Environmental vandalism or magic bullet? Panellists debate CDL at KNSWB Congress: Less Litter, Live Better
Like the imperishable plastic it haggles over, the debate over Container Deposit Legislation just won’t go away. Dubbed the ‘undead zombie’ of recycling by Keep Victoria Beautiful representative Dick Gross during a panel discussion hosted by Keep NSW Beautiful at their 2014 Congress: Less Litter, Live Better, it reared its head again.
However this was not the hostile atmosphere which has characterised acrimonious discussion on the topic up to now, but a climate of measured debate.
Panellists with diverse opinions and experiences – from South Australia which has had a Container Deposit System for decades, to Victoria, the cleanest state in the country without one – came to the table to nut out the gritty details.
Attending the discussion in support of CDL were: Jeff Angel, Executive Director of the Total Environment Centre and Convenor of the Boomerang Alliance; Geoffrey Webster, Treasurer of KESAB in South Australia; And Julie Hegarty, representing LGNSW.
Speaking out against Container Deposit Schemes were Dick Gross, Director of Keep Victoria Beautiful; and Chris Jeffreys, General Manager of the Packaging Stewardship Forum.
“CDL is tantamount to environmental vandalism, in that it really undermines the long term trend of improvement in both litter and recycling in Australian society.” Said Dick Gross. “Victoria doesn’t have CDL, and long may that reign.”
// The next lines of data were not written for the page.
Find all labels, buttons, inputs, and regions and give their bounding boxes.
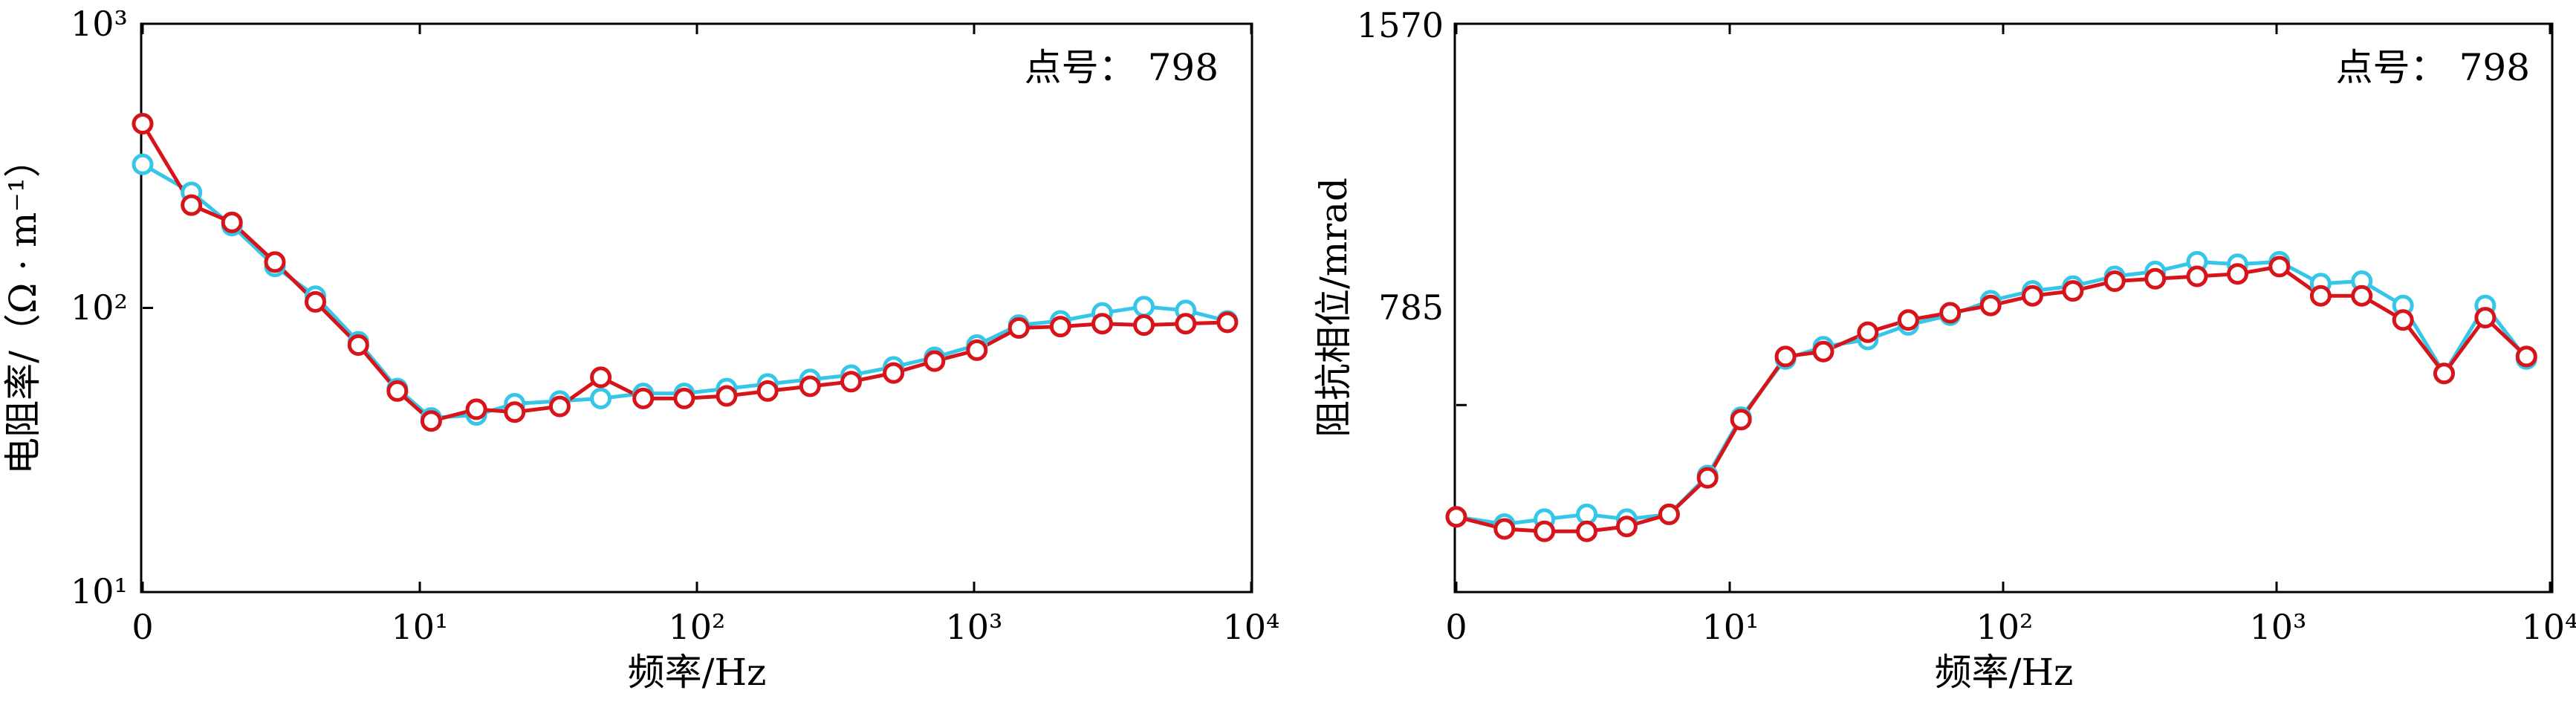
phase-series-2-point — [2392, 309, 2414, 331]
resistivity-series-2-point — [1008, 317, 1030, 339]
phase-series-2-point — [2062, 280, 2084, 302]
resistivity-series-2-point — [181, 194, 203, 216]
resistivity-series-2-point — [590, 366, 612, 389]
resistivity-series-1-point — [132, 153, 154, 175]
resistivity-series-2-point — [632, 387, 655, 409]
resistivity-y-axis-title: 电阻率/（Ω · m⁻¹） — [1, 140, 45, 475]
resistivity-series-2-point — [221, 211, 243, 233]
resistivity-series-2-line — [140, 123, 1227, 423]
resistivity-y-tick-label: 10³ — [71, 4, 128, 44]
phase-plot-frame — [1453, 22, 2554, 594]
resistivity-series-2-point — [1049, 316, 1071, 338]
resistivity-series-2-point — [799, 375, 821, 397]
phase-y-tick-label: 785 — [1378, 287, 1444, 328]
phase-x-tick-label: 0 — [1445, 607, 1467, 647]
phase-series-2-point — [1696, 467, 1719, 489]
resistivity-x-tick-label: 10² — [669, 607, 726, 647]
phase-series-2-point — [2186, 265, 2208, 287]
resistivity-x-tick-label: 0 — [132, 607, 153, 647]
phase-series-2-point — [1812, 340, 1834, 363]
resistivity-x-tick-label: 10⁴ — [1223, 607, 1280, 647]
resistivity-series-2-point — [966, 339, 988, 361]
resistivity-series-2-point — [386, 380, 409, 402]
phase-series-2-point — [1979, 294, 2002, 316]
phase-x-tick-label: 10⁴ — [2522, 607, 2576, 647]
resistivity-annotation: 点号： 798 — [1025, 46, 1219, 89]
phase-series-2-point — [1615, 516, 1638, 538]
resistivity-series-2-point — [504, 401, 526, 423]
resistivity-series-1-point — [1133, 296, 1155, 318]
resistivity-x-axis-title: 频率/Hz — [628, 651, 767, 694]
phase-series-2-point — [1730, 409, 1752, 431]
resistivity-series-2-point — [883, 362, 905, 384]
resistivity-series-2-point — [305, 290, 326, 313]
resistivity-series-2-point — [756, 380, 779, 402]
resistivity-series-2-point — [548, 395, 571, 417]
phase-panel: 点号： 798 785 1570 0 10¹ 10² 10³ 10⁴ 频率/Hz… — [1312, 5, 2576, 694]
resistivity-series-2-point — [716, 385, 738, 407]
phase-series-2-point — [2144, 267, 2167, 290]
resistivity-series-2-point — [673, 387, 695, 409]
resistivity-series-2-point — [1216, 311, 1239, 334]
phase-series-2-point — [1774, 345, 1797, 368]
phase-series-2-point — [1939, 302, 1962, 324]
resistivity-series-2-point — [420, 410, 442, 432]
phase-series-2-point — [2515, 345, 2537, 368]
phase-x-axis-title: 频率/Hz — [1935, 651, 2074, 694]
resistivity-series-2-point — [132, 113, 154, 134]
phase-annotation: 点号： 798 — [2336, 46, 2530, 89]
resistivity-series-2-point — [1091, 313, 1113, 335]
phase-series-2-point — [1897, 309, 1919, 331]
resistivity-x-tick-label: 10¹ — [392, 607, 449, 647]
phase-series-2-point — [1445, 506, 1467, 528]
phase-series-2-point — [2309, 285, 2332, 307]
resistivity-series-2-point — [840, 371, 862, 393]
phase-series-2-point — [2022, 285, 2043, 307]
phase-series-2-point — [1576, 520, 1598, 542]
resistivity-series-1-point — [590, 387, 612, 409]
phase-series-2-point — [2103, 270, 2126, 292]
phase-x-tick-label: 10³ — [2250, 607, 2307, 647]
phase-y-axis-title: 阻抗相位/mrad — [1312, 178, 1355, 438]
resistivity-panel: 点号： 798 10¹ 10² 10³ 0 10¹ 10² 10³ 10⁴ 频率… — [1, 4, 1279, 694]
phase-x-tick-label: 10² — [1976, 607, 2034, 647]
resistivity-series-2-point — [1175, 313, 1197, 335]
resistivity-series-2-point — [347, 334, 369, 356]
resistivity-y-tick-label: 10¹ — [71, 571, 128, 611]
phase-series-2-point — [2474, 307, 2496, 329]
phase-x-tick-label: 10¹ — [1702, 607, 1759, 647]
phase-series-2-point — [2227, 263, 2248, 285]
resistivity-x-tick-label: 10³ — [946, 607, 1003, 647]
resistivity-series-2-point — [264, 251, 286, 273]
resistivity-marks — [132, 22, 1253, 594]
phase-series-2-point — [1493, 518, 1516, 540]
phase-series-2-point — [2351, 285, 2373, 307]
phase-series-2-point — [1658, 503, 1680, 525]
phase-y-tick-label: 1570 — [1357, 5, 1444, 45]
resistivity-series-2-point — [924, 350, 946, 372]
phase-series-2-point — [1534, 520, 1556, 542]
phase-series-2-point — [2433, 363, 2455, 385]
phase-series-2-point — [2268, 256, 2291, 278]
phase-marks — [1445, 22, 2551, 592]
phase-series-2-point — [1857, 321, 1879, 343]
resistivity-series-2-point — [465, 398, 487, 420]
resistivity-series-2-point — [1133, 314, 1155, 337]
resistivity-y-tick-label: 10² — [71, 287, 128, 328]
“There is a limit to the number of bins, there is a limit to the amount advertising that can be done,” countered Jeff Angel. “You have to accept the fact that if we get rid of a big part of the litter stream, the stuff that’s easily recyclable, you can use resources we spend now on the really difficult litter.”
Those supporting CDL pointed out that a user-pays system, with costs passed on to industry, reflects environmental justice and cited the 96% recovery rate of South Australia’s Container Deposit Scheme. It was also said to enable community groups and charities to turn a profit from cleaning up the environment.
The implicit tolerance of littering under the assumption that others – those very community groups, charities, Scouts, and underprivileged citizens – will pick it up, was a key concern for those who think there is a better solution available.
This flies in the face of the anti-litter culture which current efforts in raising awareness are working towards creating in Victoria and NSW, they said, advocating a National Bin Recycling Network and its accompanying education and awareness campaign instead of CDL.
Also raised was the prohibitive cost involved in setting up the infrastructure: $680 million, as cited by an independent study. The costs involved stem from a re-haul in recycling infrastructure to account for the new separation of litter streams, and necessary changes to processing methods.
Chris Jeffreys also pointed out that the ongoing costs would mean an increase of $300 to the average family’s yearly grocery bill.
Whether the effects of a CDL are worthwhile boils down to opinion on the psychology of a dollar-value incentive, along with concern for how to apportion costs which are still highly speculative.
As Clr Julie Hegarty said, “this is just another example of cost shifting to local governments… If people are going to drop it on the ground then it doesn’t matter what kind of bin you have, it still isn’t going to make it into the bin.”
It is too complex an issue for one debate to finally put the ‘zombie’s to rest, but at least the combatants were able to leave their stakes at home this time.